Conflict Resolution#
When Git cannot auto-merge, it marks conflict zones in the file:
<<<<<<< HEAD
resource "aws_s3_bucket" "logs" {
bucket = "prod-logs-bucket"
=======
resource "aws_s3_bucket" "logs" {
bucket = "prod-audit-logs-bucket"
>>>>>>> feature/rename-bucket
Steps to resolve:
- Open the conflicted file and decide which version is correct (or combine both)
- Remove all conflict markers (
<<<<<<<,=======,>>>>>>>) git add path/to/resolved-file.tfgit commit(orgit rebase --continueif you were rebasing)
Use git mergetool to open a visual diff tool if your editor supports it.
Tags#
# Create a lightweight tag (just a pointer to a commit)
git tag v1.0.0
# Create an annotated tag (stores tagger name, date, message)
git tag -a v1.0.0 -m "First stable release"
# Push tags to remote (git push does not push tags by default)
git push origin v1.0.0
git push origin --tags # push all tags at once
# Delete a local tag
git tag -d v1.0.0
# Delete a remote tag
git push origin --delete v1.0.0
# List all tags
git tag -l
Use annotated tags for releases. They carry metadata and can be signed. Lightweight tags are fine for local bookmarks.

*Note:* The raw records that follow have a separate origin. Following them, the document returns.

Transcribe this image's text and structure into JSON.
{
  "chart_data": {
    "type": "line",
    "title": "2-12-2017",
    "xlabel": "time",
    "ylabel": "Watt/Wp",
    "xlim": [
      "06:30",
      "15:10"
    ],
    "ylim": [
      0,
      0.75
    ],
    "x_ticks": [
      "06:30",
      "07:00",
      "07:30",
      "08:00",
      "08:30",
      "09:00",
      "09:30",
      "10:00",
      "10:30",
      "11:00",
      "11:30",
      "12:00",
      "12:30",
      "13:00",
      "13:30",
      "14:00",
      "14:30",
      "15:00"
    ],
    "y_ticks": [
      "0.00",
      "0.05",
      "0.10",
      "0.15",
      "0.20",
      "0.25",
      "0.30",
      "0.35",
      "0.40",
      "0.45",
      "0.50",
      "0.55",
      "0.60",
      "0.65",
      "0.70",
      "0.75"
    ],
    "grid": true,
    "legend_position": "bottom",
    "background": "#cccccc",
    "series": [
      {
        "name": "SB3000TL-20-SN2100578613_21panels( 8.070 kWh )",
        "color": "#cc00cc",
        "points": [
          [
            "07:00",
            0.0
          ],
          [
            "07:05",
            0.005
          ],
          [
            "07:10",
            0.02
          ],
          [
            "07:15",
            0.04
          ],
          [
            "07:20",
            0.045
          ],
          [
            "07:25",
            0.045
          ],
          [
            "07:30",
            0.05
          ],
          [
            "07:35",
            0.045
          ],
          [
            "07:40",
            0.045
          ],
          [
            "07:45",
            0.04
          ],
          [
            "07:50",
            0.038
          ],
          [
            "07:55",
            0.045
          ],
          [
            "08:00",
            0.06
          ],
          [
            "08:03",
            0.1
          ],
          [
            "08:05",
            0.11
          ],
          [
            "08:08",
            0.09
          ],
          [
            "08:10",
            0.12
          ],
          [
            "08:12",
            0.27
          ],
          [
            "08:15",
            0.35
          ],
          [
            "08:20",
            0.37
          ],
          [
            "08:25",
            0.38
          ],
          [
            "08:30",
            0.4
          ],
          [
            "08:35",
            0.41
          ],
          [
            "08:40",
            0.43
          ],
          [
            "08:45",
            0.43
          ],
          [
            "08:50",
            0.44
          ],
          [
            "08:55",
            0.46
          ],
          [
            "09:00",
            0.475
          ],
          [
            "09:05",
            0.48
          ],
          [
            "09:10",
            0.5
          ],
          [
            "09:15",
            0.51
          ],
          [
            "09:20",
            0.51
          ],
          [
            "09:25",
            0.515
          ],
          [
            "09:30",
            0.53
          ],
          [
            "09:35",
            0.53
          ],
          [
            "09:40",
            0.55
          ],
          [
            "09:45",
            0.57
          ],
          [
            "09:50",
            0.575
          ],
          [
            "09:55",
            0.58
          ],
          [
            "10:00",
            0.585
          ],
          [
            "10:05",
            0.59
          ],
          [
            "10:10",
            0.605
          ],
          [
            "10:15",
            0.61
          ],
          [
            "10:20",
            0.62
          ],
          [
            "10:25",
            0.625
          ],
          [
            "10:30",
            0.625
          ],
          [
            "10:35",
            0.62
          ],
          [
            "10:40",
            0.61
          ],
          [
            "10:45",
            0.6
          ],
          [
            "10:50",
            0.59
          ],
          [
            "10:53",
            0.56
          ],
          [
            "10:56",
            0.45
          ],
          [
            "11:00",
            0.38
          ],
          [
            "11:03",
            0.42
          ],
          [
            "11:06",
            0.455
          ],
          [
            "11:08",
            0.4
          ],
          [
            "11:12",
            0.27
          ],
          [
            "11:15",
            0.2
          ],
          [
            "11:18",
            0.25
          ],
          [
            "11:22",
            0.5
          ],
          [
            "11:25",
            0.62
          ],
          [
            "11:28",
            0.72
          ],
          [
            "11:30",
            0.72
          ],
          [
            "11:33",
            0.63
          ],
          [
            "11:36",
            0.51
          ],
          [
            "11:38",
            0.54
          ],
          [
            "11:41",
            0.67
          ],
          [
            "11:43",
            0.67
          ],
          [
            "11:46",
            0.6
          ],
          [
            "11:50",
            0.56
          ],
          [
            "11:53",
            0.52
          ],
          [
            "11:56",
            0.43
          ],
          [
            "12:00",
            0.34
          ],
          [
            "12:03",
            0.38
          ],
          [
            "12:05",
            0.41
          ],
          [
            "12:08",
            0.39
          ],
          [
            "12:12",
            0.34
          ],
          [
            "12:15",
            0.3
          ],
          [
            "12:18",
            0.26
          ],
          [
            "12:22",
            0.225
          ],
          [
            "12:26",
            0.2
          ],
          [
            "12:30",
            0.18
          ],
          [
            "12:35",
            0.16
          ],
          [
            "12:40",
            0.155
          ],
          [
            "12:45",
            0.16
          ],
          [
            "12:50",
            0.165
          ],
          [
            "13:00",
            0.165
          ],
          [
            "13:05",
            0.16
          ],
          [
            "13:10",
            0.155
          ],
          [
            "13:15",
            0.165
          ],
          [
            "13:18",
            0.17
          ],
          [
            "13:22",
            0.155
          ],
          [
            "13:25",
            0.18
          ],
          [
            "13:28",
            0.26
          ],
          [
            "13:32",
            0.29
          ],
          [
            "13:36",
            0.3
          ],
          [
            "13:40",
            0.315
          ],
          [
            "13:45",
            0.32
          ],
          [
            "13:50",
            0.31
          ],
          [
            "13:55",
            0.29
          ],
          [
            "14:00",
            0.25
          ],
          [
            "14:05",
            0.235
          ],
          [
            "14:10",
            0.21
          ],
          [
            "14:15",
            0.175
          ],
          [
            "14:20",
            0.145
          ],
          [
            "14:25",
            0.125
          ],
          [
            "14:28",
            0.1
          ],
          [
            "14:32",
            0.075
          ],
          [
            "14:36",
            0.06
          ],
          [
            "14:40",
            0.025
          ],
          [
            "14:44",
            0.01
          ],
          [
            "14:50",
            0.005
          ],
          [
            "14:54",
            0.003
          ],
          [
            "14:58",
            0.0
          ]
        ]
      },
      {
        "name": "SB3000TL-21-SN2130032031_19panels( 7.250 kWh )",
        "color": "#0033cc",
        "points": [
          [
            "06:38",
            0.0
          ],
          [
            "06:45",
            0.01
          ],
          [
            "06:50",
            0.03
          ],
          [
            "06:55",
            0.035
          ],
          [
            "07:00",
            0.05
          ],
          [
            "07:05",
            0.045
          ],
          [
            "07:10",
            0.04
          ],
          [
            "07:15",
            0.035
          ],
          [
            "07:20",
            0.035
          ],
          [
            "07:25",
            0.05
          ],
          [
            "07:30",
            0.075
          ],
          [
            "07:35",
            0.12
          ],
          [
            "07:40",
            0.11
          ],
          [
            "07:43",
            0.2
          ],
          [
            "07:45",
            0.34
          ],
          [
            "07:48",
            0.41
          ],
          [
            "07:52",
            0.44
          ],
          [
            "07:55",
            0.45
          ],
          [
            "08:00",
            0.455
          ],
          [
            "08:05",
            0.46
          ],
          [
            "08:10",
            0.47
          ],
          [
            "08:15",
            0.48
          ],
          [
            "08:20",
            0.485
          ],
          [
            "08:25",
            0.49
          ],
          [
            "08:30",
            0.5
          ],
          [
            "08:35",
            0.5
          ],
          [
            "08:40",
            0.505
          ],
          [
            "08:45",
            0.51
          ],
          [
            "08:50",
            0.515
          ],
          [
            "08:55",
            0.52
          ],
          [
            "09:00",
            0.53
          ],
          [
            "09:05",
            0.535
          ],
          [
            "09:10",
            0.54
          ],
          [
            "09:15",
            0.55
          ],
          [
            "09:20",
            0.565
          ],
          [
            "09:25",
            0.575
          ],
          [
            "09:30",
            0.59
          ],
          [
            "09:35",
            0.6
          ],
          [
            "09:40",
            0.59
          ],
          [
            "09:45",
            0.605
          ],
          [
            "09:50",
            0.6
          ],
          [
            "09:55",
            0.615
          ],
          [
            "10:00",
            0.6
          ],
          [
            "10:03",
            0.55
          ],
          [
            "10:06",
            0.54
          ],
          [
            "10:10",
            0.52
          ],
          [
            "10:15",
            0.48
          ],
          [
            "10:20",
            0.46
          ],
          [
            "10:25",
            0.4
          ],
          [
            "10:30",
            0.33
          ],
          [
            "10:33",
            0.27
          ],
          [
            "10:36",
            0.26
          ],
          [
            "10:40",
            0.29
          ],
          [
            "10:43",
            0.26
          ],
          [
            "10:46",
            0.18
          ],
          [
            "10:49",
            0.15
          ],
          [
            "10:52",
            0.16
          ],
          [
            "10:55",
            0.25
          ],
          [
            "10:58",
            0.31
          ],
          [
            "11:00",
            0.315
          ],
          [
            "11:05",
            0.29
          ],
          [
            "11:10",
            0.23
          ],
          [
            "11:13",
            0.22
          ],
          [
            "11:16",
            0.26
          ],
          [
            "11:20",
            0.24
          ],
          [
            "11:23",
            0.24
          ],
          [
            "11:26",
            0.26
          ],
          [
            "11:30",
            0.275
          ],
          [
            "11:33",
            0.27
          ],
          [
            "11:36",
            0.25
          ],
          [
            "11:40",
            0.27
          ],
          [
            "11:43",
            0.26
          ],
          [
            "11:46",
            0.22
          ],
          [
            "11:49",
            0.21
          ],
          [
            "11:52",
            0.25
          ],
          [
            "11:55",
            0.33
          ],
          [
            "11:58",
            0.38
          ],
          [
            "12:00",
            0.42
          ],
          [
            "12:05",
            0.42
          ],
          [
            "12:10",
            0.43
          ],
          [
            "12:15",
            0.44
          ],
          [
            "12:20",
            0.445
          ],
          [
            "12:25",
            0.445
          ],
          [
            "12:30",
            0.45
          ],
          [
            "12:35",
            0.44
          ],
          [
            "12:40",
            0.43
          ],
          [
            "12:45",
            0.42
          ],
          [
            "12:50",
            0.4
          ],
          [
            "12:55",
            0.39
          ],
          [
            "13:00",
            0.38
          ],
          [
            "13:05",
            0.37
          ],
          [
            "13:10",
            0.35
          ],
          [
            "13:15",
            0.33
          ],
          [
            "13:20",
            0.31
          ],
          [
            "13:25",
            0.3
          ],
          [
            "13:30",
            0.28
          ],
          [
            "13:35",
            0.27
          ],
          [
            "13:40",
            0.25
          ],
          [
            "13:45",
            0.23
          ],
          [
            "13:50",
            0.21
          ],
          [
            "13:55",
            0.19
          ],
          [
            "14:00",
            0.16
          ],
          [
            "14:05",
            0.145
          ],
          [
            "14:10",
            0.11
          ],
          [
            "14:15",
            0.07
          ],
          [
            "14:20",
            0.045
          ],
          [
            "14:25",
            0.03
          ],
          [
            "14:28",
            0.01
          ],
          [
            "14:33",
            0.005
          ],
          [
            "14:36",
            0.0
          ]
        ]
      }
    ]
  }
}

.gitignore Patterns for Cloud Projects#
# Terraform
*.tfstate
*.tfstate.backup
.terraform/
.terraform.lock.hcl
*.tfplan
# Credentials and secrets
.env
.env.local
*.pem
*.key
*credentials*
secrets.yaml
# Cloud provider credential files
.aws/credentials
gcloud/
# Node / Python
node_modules/
__pycache__/
*.pyc
.venv/
dist/
build/
# Editor files
.DS_Store
.idea/
*.swp
Never commit .tfstate — it can contain secrets and causes conflicts when multiple people share it. Use remote state instead.
Git Configuration#
# Identity (required for commits)
git config --global user.name "Your Name"
git config --global user.email "you@example.com"
# Set the default branch name for new repos
git config --global init.defaultBranch main
# Store credentials (use a credential manager in production)
git config --global credential.helper store
# Set your preferred editor for commit messages
git config --global core.editor "vim"
# Show the config
git config --list
Typical CI/CD Pipeline Triggered by Git Push#
- Developer pushes to a feature branch on GitHub/GitLab
- CI system (GitHub Actions, GitLab CI, Cloud Build) detects the push
- Pipeline runs: lint → unit tests → build → integration tests
- On pull request merge to main: pipeline also runs Docker build + push to registry
- CD system (Argo CD, Flux, or a deploy step) applies the new image to the cluster
- On tag push (
v*): pipeline creates a release artifact or triggers a production deploy
The git event (push, PR open, tag create) is the trigger for every step. Getting comfortable with Git is getting comfortable with your entire deployment process.